What is the difference between TPN and enteral feeds?

TPN goes directly to the bloodstream, bypassing the digestive tract entirely. Enteral feeds go into the digestive tract. Sometimes patients will be on a mixture of TPN and enteral feeds.

I need a feeding tube, but have a lot of allergies. Are there hypoallergenic formulas?

Yes. There are amino acid based formulas that are extremely broken down. But ultimately, formulas tend to be very trial and error based. You can find more information on that here.

I’m tube fed. What are some ideas for surviving restaurants and gatherings?

You don’t realize how much the world revolves around food until you can’t eat. There’s a fantastic article that has some ideas for being at a gathering and not being able to eat the food that is there.

 

 

Where can I go to find more information on feeding tubes and TPN?

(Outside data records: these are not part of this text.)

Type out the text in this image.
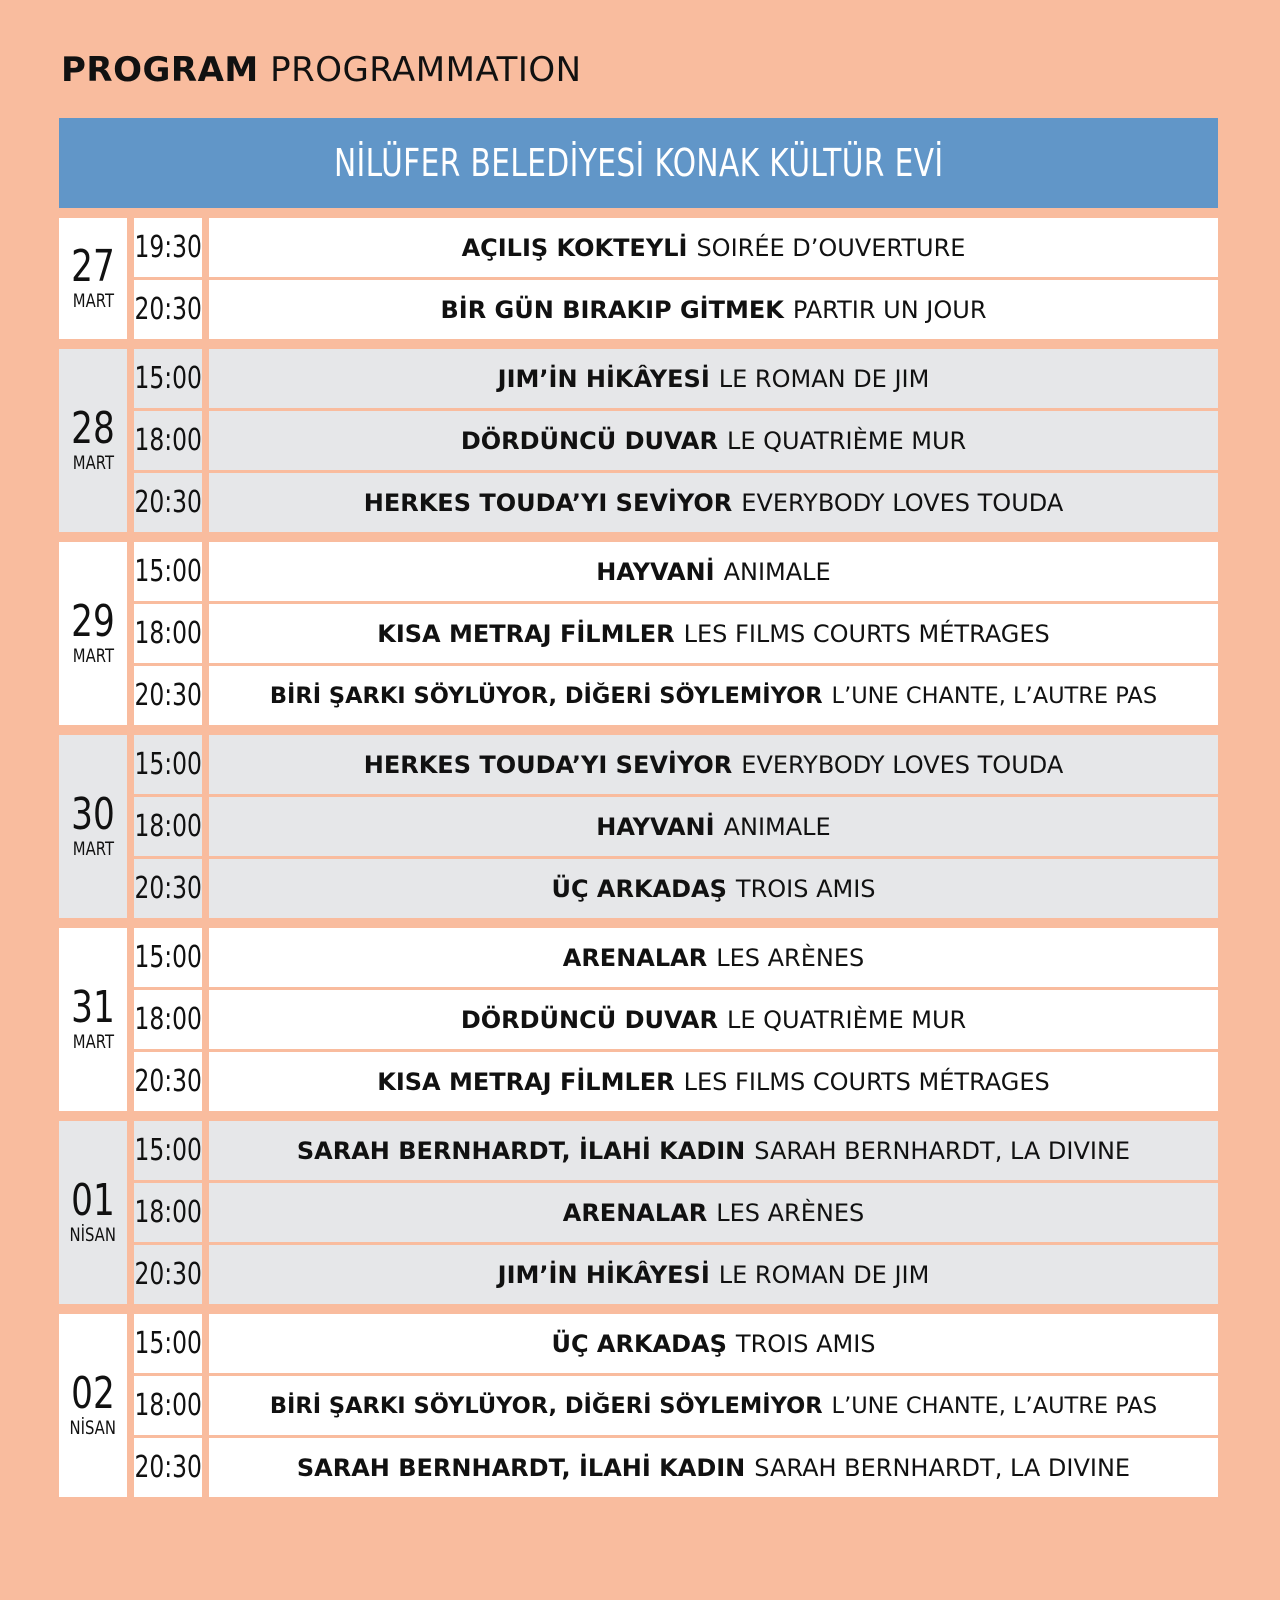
PROGRAM PROGRAMMATION
NİLÜFER BELEDİYESİ KONAK KÜLTÜR EVİ
27
MART
19:30	AÇILIŞ KOKTEYLİ SOIRÉE D’OUVERTURE
20:30	BİR GÜN BIRAKIP GİTMEK PARTIR UN JOUR
28
MART
15:00	JIM’İN HİKÂYESİ LE ROMAN DE JIM
18:00	DÖRDÜNCÜ DUVAR LE QUATRIÈME MUR
20:30	HERKES TOUDA’YI SEVİYOR EVERYBODY LOVES TOUDA
29
MART
15:00	HAYVANİ ANIMALE
18:00	KISA METRAJ FİLMLER LES FILMS COURTS MÉTRAGES
20:30	BİRİ ŞARKI SÖYLÜYOR, DİĞERİ SÖYLEMİYOR L’UNE CHANTE, L’AUTRE PAS
30
MART
15:00	HERKES TOUDA’YI SEVİYOR EVERYBODY LOVES TOUDA
18:00	HAYVANİ ANIMALE
20:30	ÜÇ ARKADAŞ TROIS AMIS
31
MART
15:00	ARENALAR LES ARÈNES
18:00	DÖRDÜNCÜ DUVAR LE QUATRIÈME MUR
20:30	KISA METRAJ FİLMLER LES FILMS COURTS MÉTRAGES
01
NİSAN
15:00	SARAH BERNHARDT, İLAHİ KADIN SARAH BERNHARDT, LA DIVINE
18:00	ARENALAR LES ARÈNES
20:30	JIM’İN HİKÂYESİ LE ROMAN DE JIM
02
NİSAN
15:00	ÜÇ ARKADAŞ TROIS AMIS
18:00	BİRİ ŞARKI SÖYLÜYOR, DİĞERİ SÖYLEMİYOR L’UNE CHANTE, L’AUTRE PAS
20:30	SARAH BERNHARDT, İLAHİ KADIN SARAH BERNHARDT, LA DIVINE
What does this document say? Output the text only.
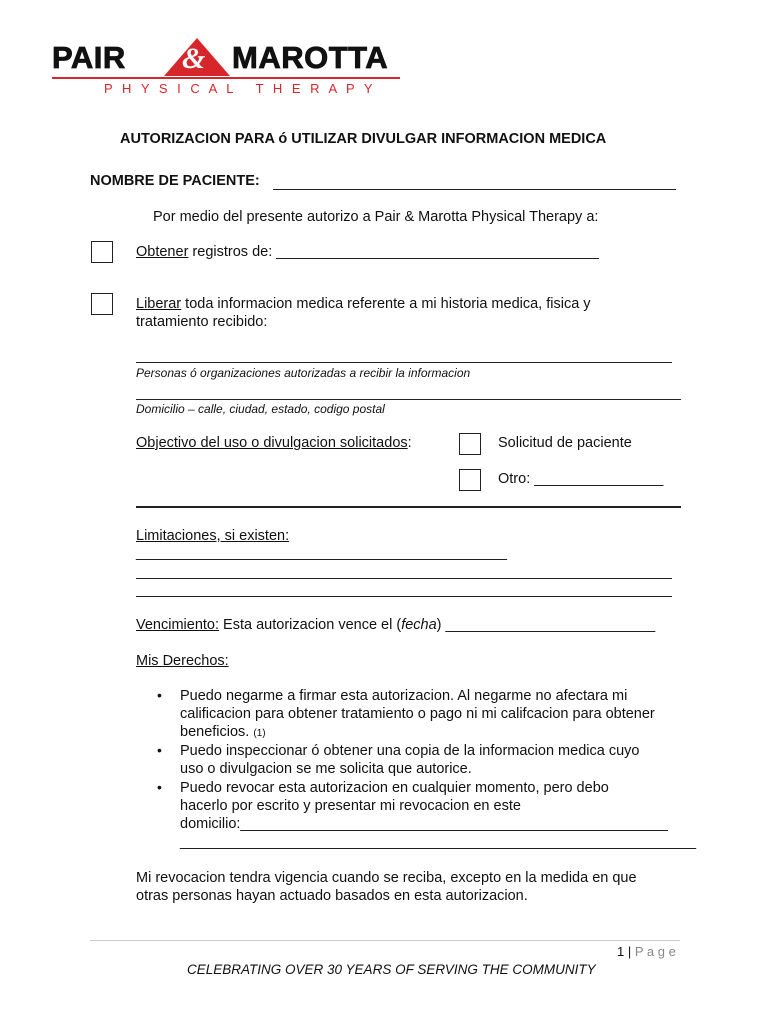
PAIR & MAROTTA
P H Y S I C A L   T H E R A P Y
AUTORIZACION PARA ó UTILIZAR DIVULGAR INFORMACION MEDICA
NOMBRE DE PACIENTE:
Por medio del presente autorizo a Pair & Marotta Physical Therapy a:
Obtener registros de: ________________________________________
Liberar toda informacion medica referente a mi historia medica, fisica y
tratamiento recibido:
Personas ó organizaciones autorizadas a recibir la informacion
Domicilio – calle, ciudad, estado, codigo postal
Objectivo del uso o divulgacion solicitados:	Solicitud de paciente
Otro: ________________
Limitaciones, si existen:
______________________________________________
Vencimiento: Esta autorizacion vence el (fecha) __________________________
Mis Derechos:
• Puedo negarme a firmar esta autorizacion. Al negarme no afectara mi
calificacion para obtener tratamiento o pago ni mi califcacion para obtener
beneficios. (1)
• Puedo inspeccionar ó obtener una copia de la informacion medica cuyo
uso o divulgacion se me solicita que autorice.
• Puedo revocar esta autorizacion en cualquier momento, pero debo
hacerlo por escrito y presentar mi revocacion en este
domicilio:_____________________________________________________
________________________________________________________________
Mi revocacion tendra vigencia cuando se reciba, excepto en la medida en que
otras personas hayan actuado basados en esta autorizacion.
1 | P a g e
CELEBRATING OVER 30 YEARS OF SERVING THE COMMUNITY
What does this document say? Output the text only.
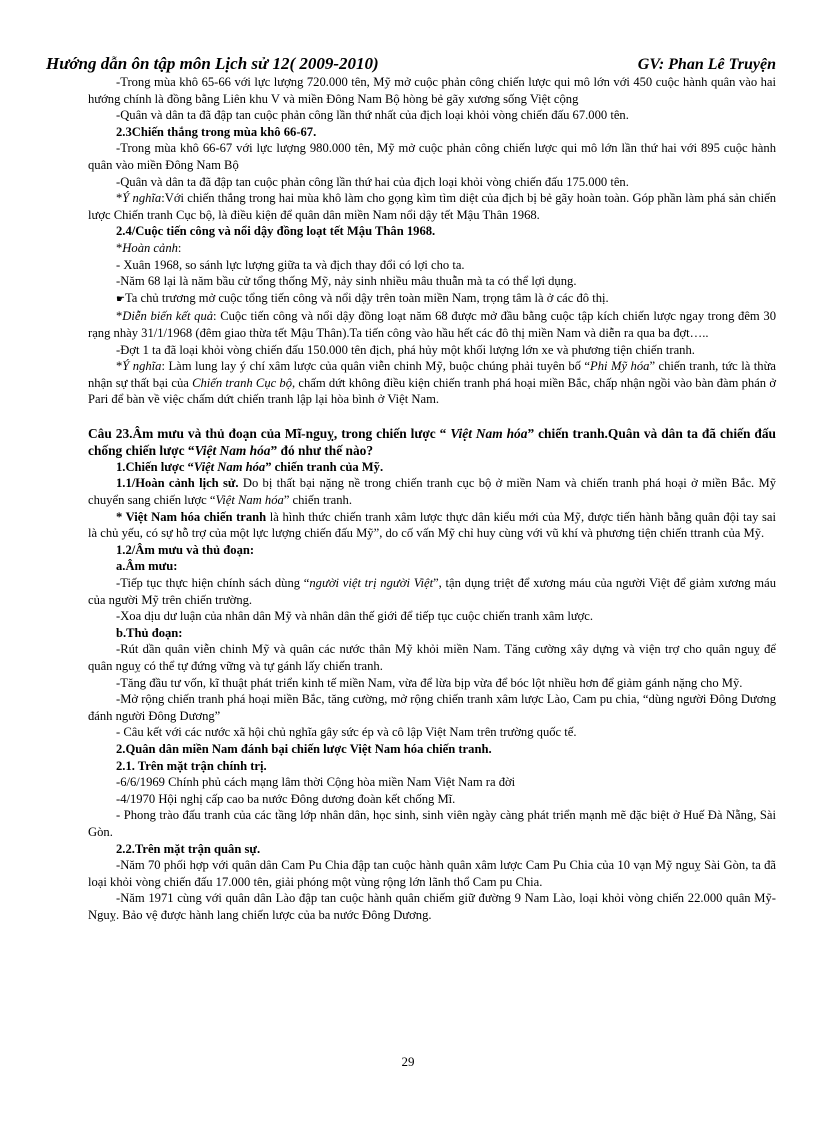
Hướng dẫn ôn tập môn Lịch sử 12( 2009-2010)	GV: Phan Lê Truyện

-Trong mùa khô 65-66 với lực lượng 720.000 tên, Mỹ mở cuộc phản công chiến lược qui mô lớn với 450 cuộc hành quân vào hai hướng chính là đồng bằng Liên khu V và miền Đông Nam Bộ hòng bẻ gãy xương sống Việt cộng

-Quân và dân ta đã đập tan cuộc phản công lần thứ nhất của địch loại khỏi vòng chiến đấu 67.000 tên.

2.3Chiến thắng trong mùa khô 66-67.

-Trong mùa khô 66-67 với lực lượng 980.000 tên, Mỹ mở cuộc phản công chiến lược qui mô lớn lần thứ hai với 895 cuộc hành quân vào miền Đông Nam Bộ

-Quân và dân ta đã đập tan cuộc phản công lần thứ hai của địch loại khỏi vòng chiến đấu 175.000 tên.

*Ý nghĩa:Với chiến thắng trong hai mùa khô làm cho gọng kìm tìm diệt của địch bị bẻ gãy hoàn toàn. Góp phần làm phá sản chiến lược Chiến tranh Cục bộ, là điều kiện để quân dân miền Nam nổi dậy tết Mậu Thân 1968.

2.4/Cuộc tiến công và nổi dậy đồng loạt tết Mậu Thân 1968.

*Hoàn cảnh:

- Xuân 1968, so sánh lực lượng giữa ta và địch thay đổi có lợi cho ta.

-Năm 68 lại là năm bầu cử tổng thống Mỹ, nảy sinh nhiều mâu thuẫn mà ta có thể lợi dụng.

☛Ta chủ trương mở cuộc tổng tiến công và nổi dậy trên toàn miền Nam, trọng tâm là ở các đô thị.

*Diễn biến kết quả: Cuộc tiến công và nổi dậy đồng loạt năm 68 được mở đầu bằng cuộc tập kích chiến lược ngay trong đêm 30 rạng nhày 31/1/1968 (đêm giao thừa tết Mậu Thân).Ta tiến công vào hầu hết các đô thị miền Nam và diễn ra qua ba đợt…..

-Đợt 1 ta đã loại khỏi vòng chiến đấu 150.000 tên địch, phá hủy một khối lượng lớn xe và phương tiện chiến tranh.

*Ý nghĩa: Làm lung lay ý chí xâm lược của quân viễn chinh Mỹ, buộc chúng phải tuyên bố “Phi Mỹ hóa” chiến tranh, tức là thừa nhận sự thất bại của Chiến tranh Cục bộ, chấm dứt không điều kiện chiến tranh phá hoại miền Bắc, chấp nhận ngồi vào bàn đàm phán ở Pari để bàn về việc chấm dứt chiến tranh lập lại hòa bình ở Việt Nam.

Câu 23.Âm mưu và thủ đoạn của Mĩ-nguỵ, trong chiến lược “ Việt Nam hóa” chiến tranh.Quân và dân ta đã chiến đấu chống chiến lược “Việt Nam hóa” đó như thế nào?

1.Chiến lược “Việt Nam hóa” chiến tranh của Mỹ.

1.1/Hoàn cảnh lịch sử. Do bị thất bại nặng nề trong chiến tranh cục bộ ở miền Nam và chiến tranh phá hoại ở miền Bắc. Mỹ chuyển sang chiến lược “Việt Nam hóa” chiến tranh.

* Việt Nam hóa chiến tranh là hình thức chiến tranh xâm lược thực dân kiểu mới của Mỹ, được tiến hành bằng quân đội tay sai là chủ yếu, có sự hỗ trợ của một lực lượng chiến đấu Mỹ”, do cố vấn Mỹ chỉ huy cùng với vũ khí và phương tiện chiến ttranh của Mỹ.

1.2/Âm mưu và thủ đoạn:

a.Âm mưu:

-Tiếp tục thực hiện chính sách dùng “người việt trị người Việt”, tận dụng triệt để xương máu của người Việt để giảm xương máu của người Mỹ trên chiến trường.

-Xoa dịu dư luận của nhân dân Mỹ và nhân dân thế giới để tiếp tục cuộc chiến tranh xâm lược.

b.Thủ đoạn:

-Rút dần quân viễn chinh Mỹ và quân các nước thân Mỹ khỏi miền Nam. Tăng cường xây dựng và viện trợ cho quân nguỵ để quân nguỵ có thể tự đứng vững và tự gánh lấy chiến tranh.

-Tăng đầu tư vốn, kĩ thuật phát triển kinh tế miền Nam, vừa để lừa bịp vừa để bóc lột nhiều hơn để giảm gánh nặng cho Mỹ.

-Mở rộng chiến tranh phá hoại miền Bắc, tăng cường, mở rộng chiến tranh xâm lược Lào, Cam pu chia, “dùng người Đông Dương đánh người Đông Dương”

- Câu kết với các nước xã hội chủ nghĩa gây sức ép và cô lập Việt Nam trên trường quốc tế.

2.Quân dân miền Nam đánh bại chiến lược Việt Nam hóa chiến tranh.

2.1. Trên mặt trận chính trị.

-6/6/1969 Chính phủ cách mạng lâm thời Cộng hòa miền Nam Việt Nam ra đời

-4/1970 Hội nghị cấp cao ba nước Đông dương đoàn kết chống Mĩ.

- Phong trào đấu tranh của các tầng lớp nhân dân, học sinh, sinh viên ngày càng phát triển mạnh mẽ đặc biệt ở Huế Đà Nẵng, Sài Gòn.

2.2.Trên mặt trận quân sự.

-Năm 70 phối hợp với quân dân Cam Pu Chia đập tan cuộc hành quân xâm lược Cam Pu Chia của 10 vạn Mỹ nguỵ Sài Gòn, ta đã loại khỏi vòng chiến đấu 17.000 tên, giải phóng một vùng rộng lớn lãnh thổ Cam pu Chia.

-Năm 1971 cùng với quân dân Lào đập tan cuộc hành quân chiếm giữ đường 9 Nam Lào, loại khỏi vòng chiến 22.000 quân Mỹ-Nguỵ. Bảo vệ được hành lang chiến lược của ba nước Đông Dương.

29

The Oley Foundation is a national, independent, non-profit 501(c)(3) organization that strives to enrich the lives of patients dependent on home intravenous nutrition (parenteral) and tube feeding (enteral) through education, advocacy, and networking. The Foundation also serves as a resource for consumer’s families, clinicians and industry representatives, and other interested parties. Programs are directed by the staff and guidance is provided by a board of dedicated professionals and patients.

The Feeding Tube Awareness Foundation is a great resource that is dedicated to providing pragmatic information for parents and caregivers on handling every aspect of tube feeding and navigating day-to-day life with a child who is tube-fed.